Some drifted off into what appeared to be a deep sleep, and one person sitting near me collapsed and fell off his bucket, not moving. It was clear that there was nothing I could do to help him. The last person I remember speaking to was Jackie Weaver, who reassured me that if it was our time to go, then God’s will would be fulfilled.

So far this year, the nation’s coal mines are killing miners far more often than in 2006. Twenty-six miners have lost their lives on the job as of April 27, compared with 22 in all of 2005.

Roberts pointed to three key reasons why mine deaths are climbing: a huge increase in demand for coal as oil prices soar; the huge profits and rising stock prices of coal and energy companies that’s putting production over safety; and the Bush administration’s appointment of coal industry insiders and executives to police coal mine safety.

“It makes zero sense, the industry is policing itself. They [MSHA] are helping coal companies mine coal, rather than helping miners stay alive. We need a government that cares what happens to people,” Roberts said.

Roberts acknowledged that coal mining is a dangerous business, “every time a coal miner goes into a mine, he could get killed.” But not only has the Bush administration withdrawn the stronger safety rules in the pipeline when it took office, it’s issued new ones “that make things worse.”

For example, MSHA moved to allow what is called “belt air” to be used to ventilate a mine, instead of a separate ventilation path. Air that runs along the conveyer belt that carries coal from a working section of a mine means that a fire along the belt could send smoke, flames and fumes into occupied areas of the mine. Most mine safety experts believe that is dangerous.

The UMWA took MSHA to court over the belt air exemption, but a federal judge ruled in favor of the agency in 2004.

Roberts said most front-line inspectors want to enforce mine safety laws and protect miners, but with the change in MSHA management, its ties to the industry and emphasis on voluntary cooperation instead of strict enforcement, their job has become increasingly difficult to do.
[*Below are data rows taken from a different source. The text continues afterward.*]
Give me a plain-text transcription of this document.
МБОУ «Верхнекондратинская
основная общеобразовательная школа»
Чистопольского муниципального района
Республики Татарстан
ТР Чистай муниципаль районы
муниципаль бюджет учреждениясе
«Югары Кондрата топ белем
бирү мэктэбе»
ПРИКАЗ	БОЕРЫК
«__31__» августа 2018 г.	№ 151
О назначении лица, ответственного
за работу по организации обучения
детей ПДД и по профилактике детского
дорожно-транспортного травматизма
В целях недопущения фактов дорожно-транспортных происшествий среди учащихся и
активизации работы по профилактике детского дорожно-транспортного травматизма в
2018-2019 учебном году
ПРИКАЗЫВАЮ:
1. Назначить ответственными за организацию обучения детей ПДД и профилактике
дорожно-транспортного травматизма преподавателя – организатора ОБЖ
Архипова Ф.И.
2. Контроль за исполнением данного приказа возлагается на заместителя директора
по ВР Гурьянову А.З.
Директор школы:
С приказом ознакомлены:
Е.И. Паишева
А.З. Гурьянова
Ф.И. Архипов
Responding to a question from the audience, Roberts talked about the training new UMWA miners receive. After receiving above-ground classroom training when a new miner goes underground in a union mine, “they’re basically mentored, matched up with a veteran miner, but everyone watches out for them. They are not allowed to go out of sight, can’t operate certain equipment. I don’t know if they pay particular attention to that in a nonunion mine,” he said.

All coal mining families, union and nonunion, share the fear of possible death on the job and the grief when their loved ones are killed, Roberts said.

“The one thing they all say is, ‘We don’t ever want anybody to have to go through what we did.’ These families deserve better than they are getting,” he said.